Estate Planning – Reducing the Inheritance Tax Burden
Estate planning is often discussed but not always implemented, whether due to the apparent complexity or simply because we rarely like think about our own mortality and the need to take action.
Despite the nil rate band for Inheritance Tax (IHT) which stands at £325,000 (£650,000 for married couples and civil partners) many have assets above that level which would become liable to IHT at 40% on death.
We have summarised in brief below the main exemptions, reliefs and planning ideas to reduce the level of IHT payable on death. Should you wish to discuss your IHT planning further or to obtain a copy of our technical note on IHT please contact email@example.com .
Each individual can gift up to £3,000 per year free of IHT, any unused annual gift exemption can be carried forward for one year. It is also possible to make gifts of up to £250 a year to an unlimited number of recipients, although this cannot be used in conjunction with the £3,000 gift allowance.
REGULAR GIFTS OUT OF INCOME
For those with surplus income, gifts can be made without limit as long as the gift does not reduce the standard of living of the person making the gift and it must be regular in nature.
GIFT TO TRUST
Gifts in to trust will generally fall outside of the settlor’s estate after a period of 7 years, although care needs to be taken where the gift is above the nil rate band as this may attract immediate charges. Such arrangements may be appropriate where an individual has surplus capital that they will not require access to in the future and that they will not require any income from.
GIFT AND LOAN TRUST
Where an individual wishes to make a gift of capital but to retain potential access thereto in the future a Gift and Loan Trust may be appropriate. This form of arrangement enables an individual to make a loan to a trust which is repayable on demand, therefore retaining access to the capital for the settlor. Any amount of the loan that remains unpaid on death will form part of the deceased’s estate for IHT but any investment growth on the monies will fall outside the estate. The repayment of the loan can be set up to be regular in nature, thereby providing a steady stream of “income” to the settlor.
Where there is a requirement for income but definitely no requirement to be able to access capital in the future, a Discounted Gift Trust may be appropriate. Monies are invested in a bond which is gifted to a trust. A fixed level of income is agreed at outset and cannot be amended once the arrangement has been set up. After 7 years the assets held within the trust are exempt from IHT. The discount is intended to take account of the rights the settlor or settlors have retained, thereby reducing the residual value of the gift. The discount takes account of the level of income selected and the life expectancy of the settlor(s).

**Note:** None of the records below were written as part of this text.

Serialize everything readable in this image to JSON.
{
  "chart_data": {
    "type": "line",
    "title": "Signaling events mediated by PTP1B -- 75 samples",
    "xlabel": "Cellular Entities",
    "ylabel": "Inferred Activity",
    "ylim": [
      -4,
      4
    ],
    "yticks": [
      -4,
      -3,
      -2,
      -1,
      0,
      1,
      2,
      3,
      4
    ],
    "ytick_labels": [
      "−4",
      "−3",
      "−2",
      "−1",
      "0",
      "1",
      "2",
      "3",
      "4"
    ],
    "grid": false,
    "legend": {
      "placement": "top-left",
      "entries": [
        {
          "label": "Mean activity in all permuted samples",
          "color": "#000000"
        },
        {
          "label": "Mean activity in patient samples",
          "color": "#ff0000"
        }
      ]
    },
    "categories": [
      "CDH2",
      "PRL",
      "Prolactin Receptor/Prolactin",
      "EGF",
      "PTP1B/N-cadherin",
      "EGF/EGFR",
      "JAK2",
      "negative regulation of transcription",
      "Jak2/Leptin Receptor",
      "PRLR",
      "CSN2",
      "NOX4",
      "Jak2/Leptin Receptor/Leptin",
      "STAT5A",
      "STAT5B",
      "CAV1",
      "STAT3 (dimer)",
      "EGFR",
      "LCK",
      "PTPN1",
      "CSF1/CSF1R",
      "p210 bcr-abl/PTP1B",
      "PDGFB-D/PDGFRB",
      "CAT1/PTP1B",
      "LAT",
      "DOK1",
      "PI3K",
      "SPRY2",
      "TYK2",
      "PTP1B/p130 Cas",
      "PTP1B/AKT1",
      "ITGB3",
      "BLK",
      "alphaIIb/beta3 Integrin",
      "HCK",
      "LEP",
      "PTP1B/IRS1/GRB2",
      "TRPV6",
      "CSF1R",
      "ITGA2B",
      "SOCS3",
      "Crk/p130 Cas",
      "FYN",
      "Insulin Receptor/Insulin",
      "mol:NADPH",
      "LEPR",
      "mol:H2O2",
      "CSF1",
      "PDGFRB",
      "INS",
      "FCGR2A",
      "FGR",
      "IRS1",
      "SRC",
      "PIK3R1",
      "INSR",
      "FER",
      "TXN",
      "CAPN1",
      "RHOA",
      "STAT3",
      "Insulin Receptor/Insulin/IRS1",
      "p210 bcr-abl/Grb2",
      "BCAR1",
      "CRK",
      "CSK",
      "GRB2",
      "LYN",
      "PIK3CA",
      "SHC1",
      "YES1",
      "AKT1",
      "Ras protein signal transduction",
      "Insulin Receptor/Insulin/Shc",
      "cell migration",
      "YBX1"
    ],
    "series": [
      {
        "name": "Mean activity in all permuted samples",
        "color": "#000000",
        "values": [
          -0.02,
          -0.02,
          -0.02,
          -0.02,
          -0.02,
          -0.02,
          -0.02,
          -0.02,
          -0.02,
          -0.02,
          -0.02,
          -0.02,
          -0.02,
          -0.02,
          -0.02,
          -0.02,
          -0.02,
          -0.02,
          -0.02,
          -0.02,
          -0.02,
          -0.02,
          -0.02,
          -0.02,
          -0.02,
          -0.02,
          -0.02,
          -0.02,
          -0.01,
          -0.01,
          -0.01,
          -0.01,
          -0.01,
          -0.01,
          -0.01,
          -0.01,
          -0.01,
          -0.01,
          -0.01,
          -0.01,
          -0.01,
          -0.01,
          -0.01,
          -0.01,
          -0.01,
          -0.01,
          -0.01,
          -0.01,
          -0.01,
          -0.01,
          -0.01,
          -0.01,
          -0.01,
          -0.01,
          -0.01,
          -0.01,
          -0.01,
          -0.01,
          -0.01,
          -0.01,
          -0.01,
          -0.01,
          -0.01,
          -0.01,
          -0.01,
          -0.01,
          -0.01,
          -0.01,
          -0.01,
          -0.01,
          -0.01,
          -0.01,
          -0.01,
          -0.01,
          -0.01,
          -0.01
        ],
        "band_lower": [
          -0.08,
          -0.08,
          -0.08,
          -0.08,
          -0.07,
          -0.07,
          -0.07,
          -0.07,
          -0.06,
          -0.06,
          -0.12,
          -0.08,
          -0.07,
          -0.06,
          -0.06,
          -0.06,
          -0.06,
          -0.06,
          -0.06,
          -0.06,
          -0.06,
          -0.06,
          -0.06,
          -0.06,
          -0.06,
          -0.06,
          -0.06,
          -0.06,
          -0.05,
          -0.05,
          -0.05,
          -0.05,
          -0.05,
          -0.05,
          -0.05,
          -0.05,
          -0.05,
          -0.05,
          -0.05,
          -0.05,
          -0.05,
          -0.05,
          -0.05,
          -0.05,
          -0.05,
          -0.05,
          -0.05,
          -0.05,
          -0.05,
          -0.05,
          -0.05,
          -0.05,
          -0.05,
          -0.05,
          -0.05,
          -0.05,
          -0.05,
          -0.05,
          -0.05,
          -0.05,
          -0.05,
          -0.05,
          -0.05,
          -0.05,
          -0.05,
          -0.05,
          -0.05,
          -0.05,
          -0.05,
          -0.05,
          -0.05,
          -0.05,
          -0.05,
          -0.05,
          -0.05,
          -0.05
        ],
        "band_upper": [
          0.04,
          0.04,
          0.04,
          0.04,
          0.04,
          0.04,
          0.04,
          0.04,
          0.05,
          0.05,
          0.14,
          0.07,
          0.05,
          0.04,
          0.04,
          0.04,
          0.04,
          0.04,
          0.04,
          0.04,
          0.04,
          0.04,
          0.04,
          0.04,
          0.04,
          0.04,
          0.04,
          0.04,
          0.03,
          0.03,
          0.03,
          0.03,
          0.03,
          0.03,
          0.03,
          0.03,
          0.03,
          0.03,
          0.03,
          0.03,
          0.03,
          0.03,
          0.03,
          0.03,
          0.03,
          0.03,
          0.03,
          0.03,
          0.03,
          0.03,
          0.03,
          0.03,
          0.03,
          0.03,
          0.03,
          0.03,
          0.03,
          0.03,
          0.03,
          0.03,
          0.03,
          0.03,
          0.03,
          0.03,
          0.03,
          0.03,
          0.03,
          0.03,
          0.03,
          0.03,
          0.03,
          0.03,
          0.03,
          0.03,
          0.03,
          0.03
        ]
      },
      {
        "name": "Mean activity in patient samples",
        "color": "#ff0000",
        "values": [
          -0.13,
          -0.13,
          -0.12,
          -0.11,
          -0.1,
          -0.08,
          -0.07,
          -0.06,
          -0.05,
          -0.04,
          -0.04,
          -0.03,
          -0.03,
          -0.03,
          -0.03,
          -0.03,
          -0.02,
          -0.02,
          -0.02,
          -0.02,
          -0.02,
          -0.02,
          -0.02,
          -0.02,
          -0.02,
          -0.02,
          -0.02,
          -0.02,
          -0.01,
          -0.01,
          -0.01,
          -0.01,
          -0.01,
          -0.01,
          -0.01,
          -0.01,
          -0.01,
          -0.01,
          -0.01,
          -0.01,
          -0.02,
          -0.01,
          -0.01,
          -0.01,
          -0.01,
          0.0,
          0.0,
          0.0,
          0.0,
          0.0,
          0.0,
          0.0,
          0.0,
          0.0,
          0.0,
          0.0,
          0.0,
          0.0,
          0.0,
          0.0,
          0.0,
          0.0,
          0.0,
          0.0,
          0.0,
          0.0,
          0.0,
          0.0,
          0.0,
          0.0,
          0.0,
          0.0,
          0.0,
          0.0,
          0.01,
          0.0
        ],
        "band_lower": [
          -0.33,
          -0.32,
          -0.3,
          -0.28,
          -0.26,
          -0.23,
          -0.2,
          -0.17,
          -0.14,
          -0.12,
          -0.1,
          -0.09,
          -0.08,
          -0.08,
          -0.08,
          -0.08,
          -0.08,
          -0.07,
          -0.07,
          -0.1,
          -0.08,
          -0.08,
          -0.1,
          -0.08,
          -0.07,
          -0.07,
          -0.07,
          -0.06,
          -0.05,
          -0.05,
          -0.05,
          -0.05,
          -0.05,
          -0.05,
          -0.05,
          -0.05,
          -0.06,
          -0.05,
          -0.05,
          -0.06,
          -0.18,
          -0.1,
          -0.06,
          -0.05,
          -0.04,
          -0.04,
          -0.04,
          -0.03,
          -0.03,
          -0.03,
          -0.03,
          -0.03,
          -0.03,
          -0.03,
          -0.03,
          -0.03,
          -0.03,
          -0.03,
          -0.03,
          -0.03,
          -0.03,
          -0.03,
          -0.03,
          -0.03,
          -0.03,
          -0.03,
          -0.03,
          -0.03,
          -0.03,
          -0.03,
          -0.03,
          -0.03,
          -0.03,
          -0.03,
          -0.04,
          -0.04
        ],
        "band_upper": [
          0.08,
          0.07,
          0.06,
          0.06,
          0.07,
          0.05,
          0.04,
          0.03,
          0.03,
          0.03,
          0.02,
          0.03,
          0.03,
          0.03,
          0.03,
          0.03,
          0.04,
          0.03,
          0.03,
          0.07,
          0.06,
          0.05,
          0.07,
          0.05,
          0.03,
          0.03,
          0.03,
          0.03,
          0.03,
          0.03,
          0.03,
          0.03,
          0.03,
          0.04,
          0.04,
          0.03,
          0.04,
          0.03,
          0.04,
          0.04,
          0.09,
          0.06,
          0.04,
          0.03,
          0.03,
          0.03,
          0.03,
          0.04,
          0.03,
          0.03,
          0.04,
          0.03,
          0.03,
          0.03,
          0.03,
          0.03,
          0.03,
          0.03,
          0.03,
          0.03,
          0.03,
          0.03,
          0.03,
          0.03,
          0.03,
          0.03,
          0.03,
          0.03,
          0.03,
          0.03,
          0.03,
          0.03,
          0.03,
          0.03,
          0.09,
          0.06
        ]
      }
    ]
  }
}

Relief from IHT of up to 100% can be obtained through investment in assets qualifying for Business Property Relief (BPR). The asset must be held for a period of at least 2 years to qualify for BPR. Qualifying assets include shares in an unlisted trading company. The most common investments of this type are in family businesses and shares in a company listed on the Alternative Investment Market (AIM). Other arrangements available provide for investment in property, farming and forestry. Enterprise Investment Schemes also qualify for BPR as well as providing valuable Income and Capital Gains Tax reliefs.